14 - Immune complexes

Abstract

Systemic lupus erythematosus (SLE) is the prototype of human diseases that are principally mediated by immune complexes. The evidence for tissue injury by immune complexes in SLE is marshaled from many observations. The recognition of a number of autoantibodies in this disease served as an important initial finding. The presence of immunoglobulin and complement deposits in target organs and the characteristics of pathologic changes allowed the comparison of SLE to experimental models of serum sickness.
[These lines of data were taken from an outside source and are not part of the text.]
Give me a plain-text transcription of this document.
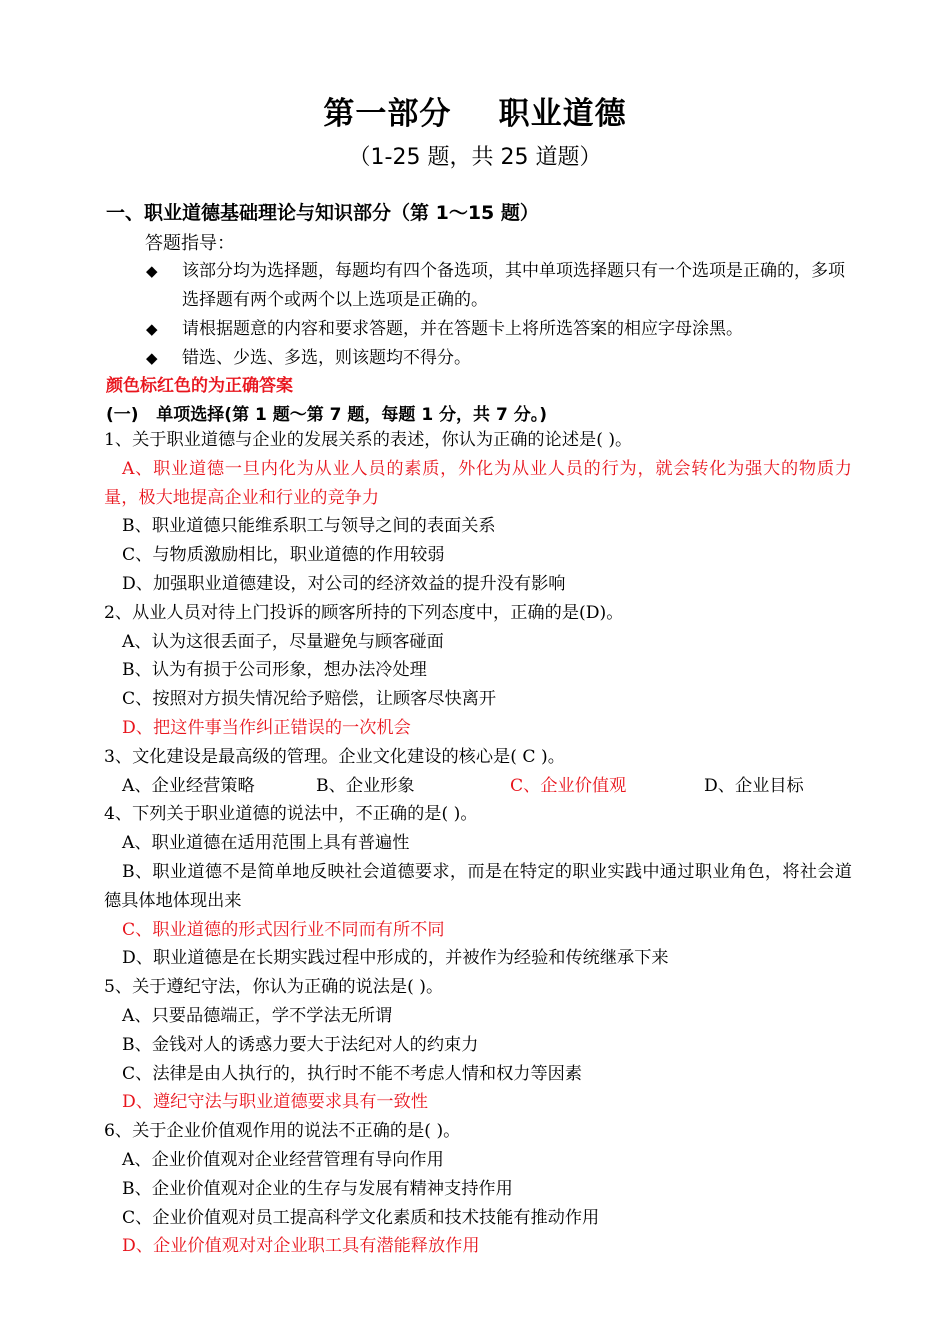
第一部分    职业道德
（1-25 题，共 25 道题）
一、职业道德基础理论与知识部分（第 1～15 题）
答题指导：
◆	该部分均为选择题，每题均有四个备选项，其中单项选择题只有一个选项是正确的，多项选择题有两个或两个以上选项是正确的。
◆	请根据题意的内容和要求答题，并在答题卡上将所选答案的相应字母涂黑。
◆	错选、少选、多选，则该题均不得分。
颜色标红色的为正确答案
(一)   单项选择(第 1 题～第 7 题，每题 1 分，共 7 分。)
1、关于职业道德与企业的发展关系的表述，你认为正确的论述是( )。
A、职业道德一旦内化为从业人员的素质，外化为从业人员的行为，就会转化为强大的物质力量，极大地提高企业和行业的竞争力
B、职业道德只能维系职工与领导之间的表面关系
C、与物质激励相比，职业道德的作用较弱
D、加强职业道德建设，对公司的经济效益的提升没有影响
2、从业人员对待上门投诉的顾客所持的下列态度中，正确的是(D)。
A、认为这很丢面子，尽量避免与顾客碰面
B、认为有损于公司形象，想办法冷处理
C、按照对方损失情况给予赔偿，让顾客尽快离开
D、把这件事当作纠正错误的一次机会
3、文化建设是最高级的管理。企业文化建设的核心是( C )。
A、企业经营策略	B、企业形象	C、企业价值观	D、企业目标
4、下列关于职业道德的说法中，不正确的是( )。
A、职业道德在适用范围上具有普遍性
B、职业道德不是简单地反映社会道德要求，而是在特定的职业实践中通过职业角色，将社会道德具体地体现出来
C、职业道德的形式因行业不同而有所不同
D、职业道德是在长期实践过程中形成的，并被作为经验和传统继承下来
5、关于遵纪守法，你认为正确的说法是( )。
A、只要品德端正，学不学法无所谓
B、金钱对人的诱惑力要大于法纪对人的约束力
C、法律是由人执行的，执行时不能不考虑人情和权力等因素
D、遵纪守法与职业道德要求具有一致性
6、关于企业价值观作用的说法不正确的是( )。
A、企业价值观对企业经营管理有导向作用
B、企业价值观对企业的生存与发展有精神支持作用
C、企业价值观对员工提高科学文化素质和技术技能有推动作用
D、企业价值观对对企业职工具有潜能释放作用
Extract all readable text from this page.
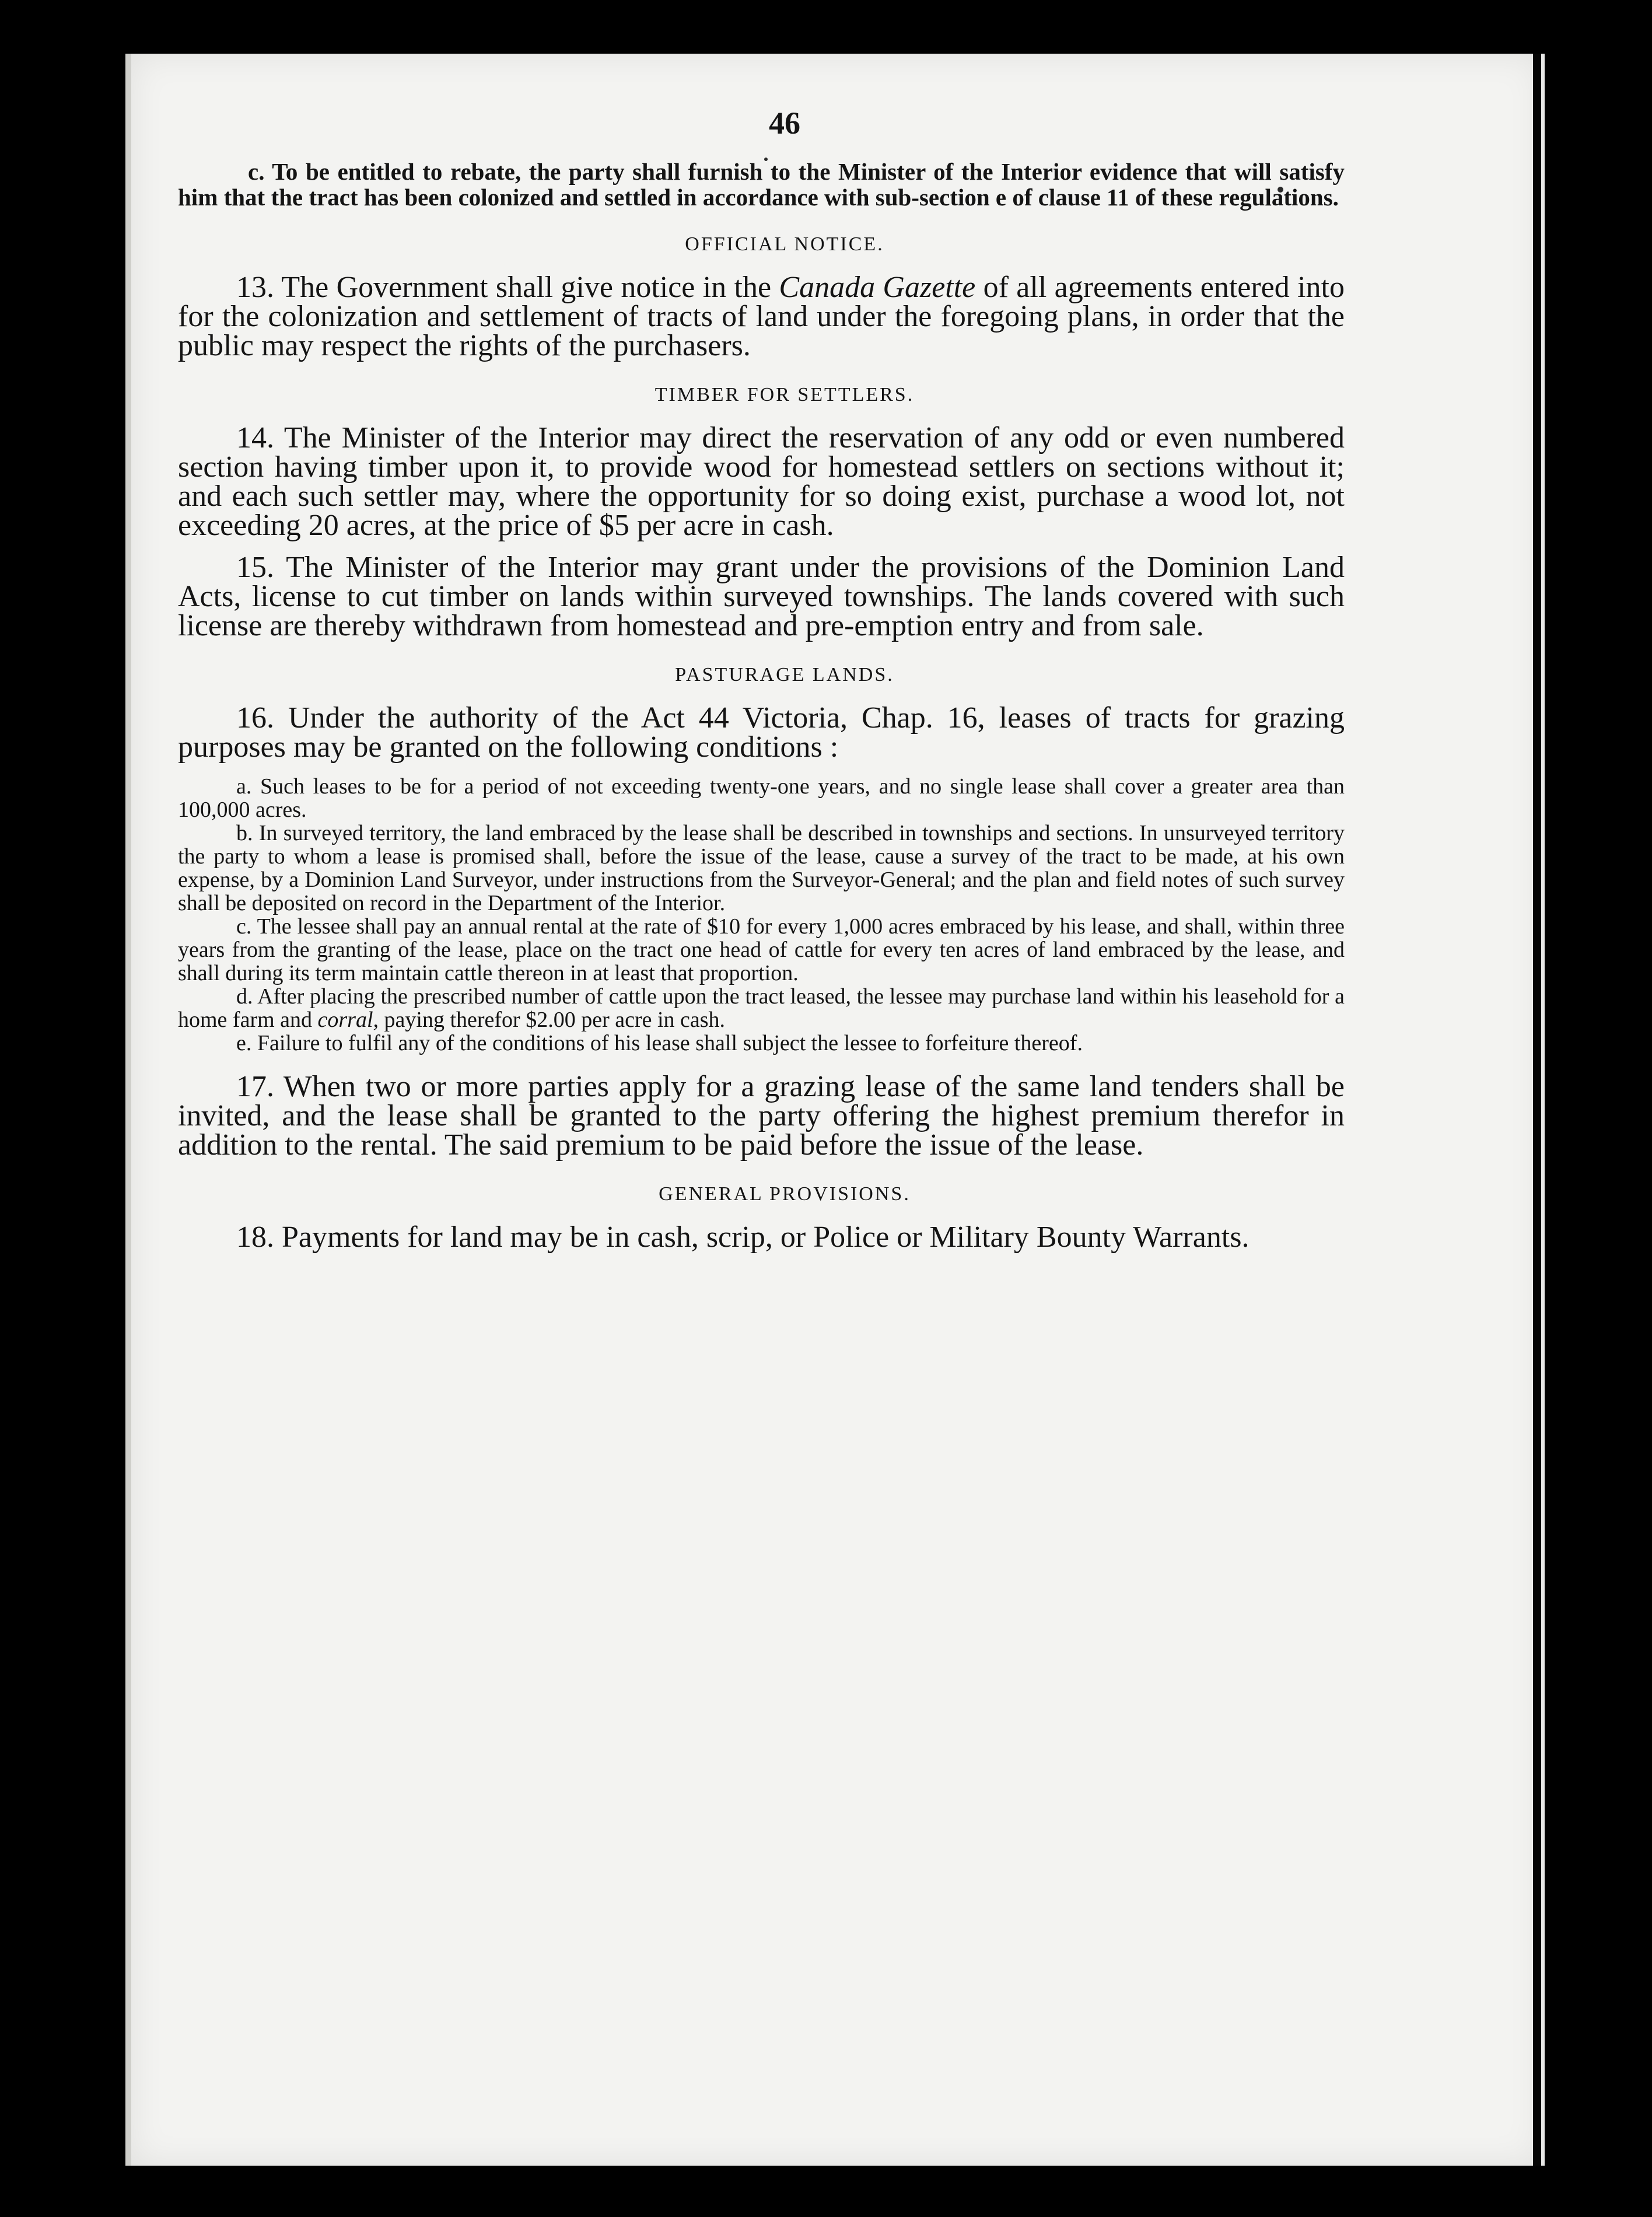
46

c. To be entitled to rebate, the party shall furnish to the Minister of the Interior evidence that will satisfy him that the tract has been colonized and settled in accordance with sub-section e of clause 11 of these regulations.

OFFICIAL NOTICE.

13. The Government shall give notice in the Canada Gazette of all agreements entered into for the colonization and settlement of tracts of land under the foregoing plans, in order that the public may respect the rights of the purchasers.

TIMBER FOR SETTLERS.

14. The Minister of the Interior may direct the reservation of any odd or even numbered section having timber upon it, to provide wood for homestead settlers on sections without it; and each such settler may, where the opportunity for so doing exist, purchase a wood lot, not exceeding 20 acres, at the price of $5 per acre in cash.

15. The Minister of the Interior may grant under the provisions of the Dominion Land Acts, license to cut timber on lands within surveyed townships. The lands covered with such license are thereby withdrawn from homestead and pre-emption entry and from sale.

PASTURAGE LANDS.

16. Under the authority of the Act 44 Victoria, Chap. 16, leases of tracts for grazing purposes may be granted on the following conditions :

a. Such leases to be for a period of not exceeding twenty-one years, and no single lease shall cover a greater area than 100,000 acres.

b. In surveyed territory, the land embraced by the lease shall be described in townships and sections. In unsurveyed territory the party to whom a lease is promised shall, before the issue of the lease, cause a survey of the tract to be made, at his own expense, by a Dominion Land Surveyor, under instructions from the Surveyor-General; and the plan and field notes of such survey shall be deposited on record in the Department of the Interior.

c. The lessee shall pay an annual rental at the rate of $10 for every 1,000 acres embraced by his lease, and shall, within three years from the granting of the lease, place on the tract one head of cattle for every ten acres of land embraced by the lease, and shall during its term maintain cattle thereon in at least that proportion.

d. After placing the prescribed number of cattle upon the tract leased, the lessee may purchase land within his leasehold for a home farm and corral, paying therefor $2.00 per acre in cash.

e. Failure to fulfil any of the conditions of his lease shall subject the lessee to forfeiture thereof.

17. When two or more parties apply for a grazing lease of the same land tenders shall be invited, and the lease shall be granted to the party offering the highest premium therefor in addition to the rental. The said premium to be paid before the issue of the lease.

GENERAL PROVISIONS.

18. Payments for land may be in cash, scrip, or Police or Military Bounty Warrants.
The conclusive evidence of the involvement of immune complexes in the genesis of tissue lesions, however, was provided by the identification of specific antibodies in the glomeruli of patients with SLE. Injury to specific target organs in immune complex-mediated diseases results from the presence of antigen–antibody complexes in tissue. Immune complex deposits activate complement and interact with cell receptors, leading to the release of cytokines from cells and culminating in tissue damage and organ dysfunction. Antigen–antibody deposits in tissue may arise from deposition in tissues of circulating immune complexes, from formation of immune complexes at the site of their existence in tissues, or a combination of both. This chapter reviews the nature of immune complexes, considers the biologic properties of immune complexes in relation to pathogenic processes, and discusses the clinical application of tests for the detection of immune complexes.